Pytorch-lightning: Early Stopping behavior

Created on 7 May 2020 · 10Comments · Source: PyTorchLightning/pytorch-lightning

Hi there,
thanks for the great library (I am using 0.7.5.). I am not following the bug report template as I'm not sure this is indeed a bug, or simply I cannot understand how early stopping is implemented. My code looks as follows:

    early_stop_callback = EarlyStopping(
        monitor='val_acc',
        min_delta=0.0,
        patience=80,
        verbose=True,
        mode=self.mode
    )

    trainer = Trainer(
        early_stop_callback=early_stop_callback,
        auto_select_gpus=True,
        max_epochs=200,
        terminate_on_nan=True,
        show_progress_bar=True,
        fast_dev_run=False,
        gpus=1
    )

As I understand it, the model should perform early stopping after AT LEAST 80 epochs have passed without improvement on the validation accuracy. However, in my case, early stopping happened at epoch 75. Is this how it should be?

As I said, I am not sure this is actually a bug or a choice (perhaps early stopping is implemented at the batch level?). If it is indeed a bug, I will work a reproducible example. Thank you!

bug / fix help wanted

Source

marcopodda

👍5 👀1

Most helpful comment

It is definitely a bug. I discovered that EarlyStopping.on_epoch_end is executed twice within one epoch, meaning that patience=160 should solve your issue temporarily.

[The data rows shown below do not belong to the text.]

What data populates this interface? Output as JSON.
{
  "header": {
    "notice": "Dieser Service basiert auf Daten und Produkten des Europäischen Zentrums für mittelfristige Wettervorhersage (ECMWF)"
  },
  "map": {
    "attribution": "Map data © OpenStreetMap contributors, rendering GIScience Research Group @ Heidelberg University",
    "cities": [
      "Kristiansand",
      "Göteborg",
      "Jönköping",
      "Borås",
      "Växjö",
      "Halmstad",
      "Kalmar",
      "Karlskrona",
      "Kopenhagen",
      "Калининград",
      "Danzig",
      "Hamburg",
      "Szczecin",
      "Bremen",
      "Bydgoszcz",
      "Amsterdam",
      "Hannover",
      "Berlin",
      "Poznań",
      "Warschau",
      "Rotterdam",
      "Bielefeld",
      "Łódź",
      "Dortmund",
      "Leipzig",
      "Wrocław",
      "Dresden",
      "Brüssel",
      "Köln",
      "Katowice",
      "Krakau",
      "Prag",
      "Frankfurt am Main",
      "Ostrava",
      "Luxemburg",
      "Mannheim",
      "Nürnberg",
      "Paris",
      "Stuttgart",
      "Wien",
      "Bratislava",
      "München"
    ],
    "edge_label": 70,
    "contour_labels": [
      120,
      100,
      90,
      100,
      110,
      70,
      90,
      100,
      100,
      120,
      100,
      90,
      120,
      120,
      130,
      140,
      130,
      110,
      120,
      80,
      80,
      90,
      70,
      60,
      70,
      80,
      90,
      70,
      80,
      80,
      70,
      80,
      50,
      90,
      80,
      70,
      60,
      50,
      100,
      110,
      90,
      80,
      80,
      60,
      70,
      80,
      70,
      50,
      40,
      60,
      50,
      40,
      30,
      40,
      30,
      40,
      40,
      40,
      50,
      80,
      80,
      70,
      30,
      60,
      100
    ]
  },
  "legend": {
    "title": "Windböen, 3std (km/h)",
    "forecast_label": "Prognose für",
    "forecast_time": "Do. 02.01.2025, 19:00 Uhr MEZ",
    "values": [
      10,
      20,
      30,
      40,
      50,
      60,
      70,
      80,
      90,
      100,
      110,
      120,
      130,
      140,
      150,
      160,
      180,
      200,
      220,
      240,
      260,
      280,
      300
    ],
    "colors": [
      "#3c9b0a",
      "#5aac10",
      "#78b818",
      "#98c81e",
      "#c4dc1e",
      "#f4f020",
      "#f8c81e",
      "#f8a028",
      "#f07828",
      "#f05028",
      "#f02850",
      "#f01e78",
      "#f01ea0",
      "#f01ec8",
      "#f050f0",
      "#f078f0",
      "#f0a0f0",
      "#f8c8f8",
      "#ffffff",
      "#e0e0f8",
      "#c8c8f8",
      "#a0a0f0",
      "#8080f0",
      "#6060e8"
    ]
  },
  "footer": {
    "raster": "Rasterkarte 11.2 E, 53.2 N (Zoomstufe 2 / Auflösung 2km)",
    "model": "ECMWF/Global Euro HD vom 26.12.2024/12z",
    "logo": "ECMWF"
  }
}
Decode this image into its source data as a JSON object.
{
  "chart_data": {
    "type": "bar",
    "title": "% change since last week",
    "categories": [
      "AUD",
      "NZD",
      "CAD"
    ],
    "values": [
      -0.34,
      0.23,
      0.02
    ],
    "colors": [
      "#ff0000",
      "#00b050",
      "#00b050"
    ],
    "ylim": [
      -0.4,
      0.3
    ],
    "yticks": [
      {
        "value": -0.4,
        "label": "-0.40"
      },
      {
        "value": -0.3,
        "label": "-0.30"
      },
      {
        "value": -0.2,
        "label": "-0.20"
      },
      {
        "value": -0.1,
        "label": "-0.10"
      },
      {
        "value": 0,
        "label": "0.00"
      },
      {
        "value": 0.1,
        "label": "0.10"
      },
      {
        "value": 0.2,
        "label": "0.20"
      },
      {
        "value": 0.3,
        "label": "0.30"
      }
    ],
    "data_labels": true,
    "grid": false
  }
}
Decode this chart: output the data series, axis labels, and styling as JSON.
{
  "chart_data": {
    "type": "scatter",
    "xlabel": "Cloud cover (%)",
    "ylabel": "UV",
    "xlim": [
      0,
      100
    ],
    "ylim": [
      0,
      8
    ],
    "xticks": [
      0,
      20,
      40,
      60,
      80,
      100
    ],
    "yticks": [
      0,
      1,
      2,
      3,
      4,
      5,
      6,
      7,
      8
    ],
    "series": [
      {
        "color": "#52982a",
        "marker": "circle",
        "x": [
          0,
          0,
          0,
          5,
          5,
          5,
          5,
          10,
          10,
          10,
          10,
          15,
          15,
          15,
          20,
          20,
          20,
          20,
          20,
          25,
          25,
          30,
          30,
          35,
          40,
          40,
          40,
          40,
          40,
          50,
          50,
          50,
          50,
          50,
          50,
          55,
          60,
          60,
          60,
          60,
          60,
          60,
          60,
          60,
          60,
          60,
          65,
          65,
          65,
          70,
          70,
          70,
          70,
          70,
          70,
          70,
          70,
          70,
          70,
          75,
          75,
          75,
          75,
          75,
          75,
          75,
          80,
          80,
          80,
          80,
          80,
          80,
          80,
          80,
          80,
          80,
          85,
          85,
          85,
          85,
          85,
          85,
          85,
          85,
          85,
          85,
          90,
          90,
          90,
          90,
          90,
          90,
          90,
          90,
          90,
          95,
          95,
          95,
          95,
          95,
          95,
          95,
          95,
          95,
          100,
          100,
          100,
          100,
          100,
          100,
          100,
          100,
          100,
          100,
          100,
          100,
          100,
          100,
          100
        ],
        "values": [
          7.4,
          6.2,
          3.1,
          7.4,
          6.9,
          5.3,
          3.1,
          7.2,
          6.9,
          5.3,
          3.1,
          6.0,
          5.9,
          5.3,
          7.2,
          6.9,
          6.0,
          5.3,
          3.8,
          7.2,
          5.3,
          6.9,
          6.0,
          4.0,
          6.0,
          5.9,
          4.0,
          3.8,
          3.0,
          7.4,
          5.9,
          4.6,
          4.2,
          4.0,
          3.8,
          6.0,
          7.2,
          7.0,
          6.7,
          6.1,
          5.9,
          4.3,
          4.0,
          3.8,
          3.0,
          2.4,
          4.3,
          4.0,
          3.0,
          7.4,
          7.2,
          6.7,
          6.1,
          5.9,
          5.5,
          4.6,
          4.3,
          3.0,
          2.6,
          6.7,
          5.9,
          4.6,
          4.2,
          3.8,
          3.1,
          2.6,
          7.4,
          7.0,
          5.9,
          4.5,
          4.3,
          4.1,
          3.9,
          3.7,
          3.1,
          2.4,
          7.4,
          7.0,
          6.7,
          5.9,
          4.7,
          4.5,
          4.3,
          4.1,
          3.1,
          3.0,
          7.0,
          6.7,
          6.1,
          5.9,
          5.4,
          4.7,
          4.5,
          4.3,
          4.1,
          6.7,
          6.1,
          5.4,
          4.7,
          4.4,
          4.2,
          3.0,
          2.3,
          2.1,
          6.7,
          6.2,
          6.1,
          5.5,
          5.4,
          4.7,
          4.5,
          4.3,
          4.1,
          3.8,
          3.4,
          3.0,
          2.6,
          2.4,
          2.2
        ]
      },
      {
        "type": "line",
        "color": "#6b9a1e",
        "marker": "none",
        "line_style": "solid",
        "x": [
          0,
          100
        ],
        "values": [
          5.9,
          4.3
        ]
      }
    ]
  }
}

In the file training_loop.py:
First call:

            if self.fast_dev_run or should_check_val:
                self.run_evaluation(test_mode=self.testing)
                self.call_checkpoint_callback()
                self.call_early_stop_callback()

Second call:

                # TODO wrap this logic into the callback
                if self.enable_early_stop:
                    if (met_min_epochs and met_min_steps) or self.fast_dev_run:
                        should_stop = self.early_stop_callback.on_epoch_end(self, self.get_model())
                        # stop training
                        stop = should_stop and met_min_epochs
                        if stop:
                            self.run_training_teardown()
                            return

mateuszpieniak on 7 May 2020

👍5

All 10 comments

Hi! thanks for your contribution!, great first issue!

github-actions[bot] on 7 May 2020

I would expect that it should iterate for _at least 80 epochs_, too. So to me, it looks like a bug or some kind of unexpected behavior. Would be great to figure it out!

devforfu on 7 May 2020

Ok then, I'll work out some notebook to see if I can reproduce.

marcopodda on 7 May 2020

Thanks @mateuszpieniak
Here is a working example. As you can see, it stops at epoch 41 even though patience is set to 80.
https://github.com/marcopodda/pl-es-example/blob/master/ES%20example.ipynb

marcopodda on 7 May 2020

It is definitely a bug. I discovered that EarlyStopping.on_epoch_end is executed twice within one epoch, meaning that patience=160 should solve your issue temporarily.

In the file training_loop.py:
First call:

            if self.fast_dev_run or should_check_val:
                self.run_evaluation(test_mode=self.testing)
                self.call_checkpoint_callback()
                self.call_early_stop_callback()

Second call:

                # TODO wrap this logic into the callback
                if self.enable_early_stop:
                    if (met_min_epochs and met_min_steps) or self.fast_dev_run:
                        should_stop = self.early_stop_callback.on_epoch_end(self, self.get_model())
                        # stop training
                        stop = should_stop and met_min_epochs
                        if stop:
                            self.run_training_teardown()
                            return

mateuszpieniak on 7 May 2020

👍5

I upgraded to the bleeding edge version yesterday and can confirm that this started happening to me too. I didn't have an issue before I upgraded (I think I was on 0.7.3 before?)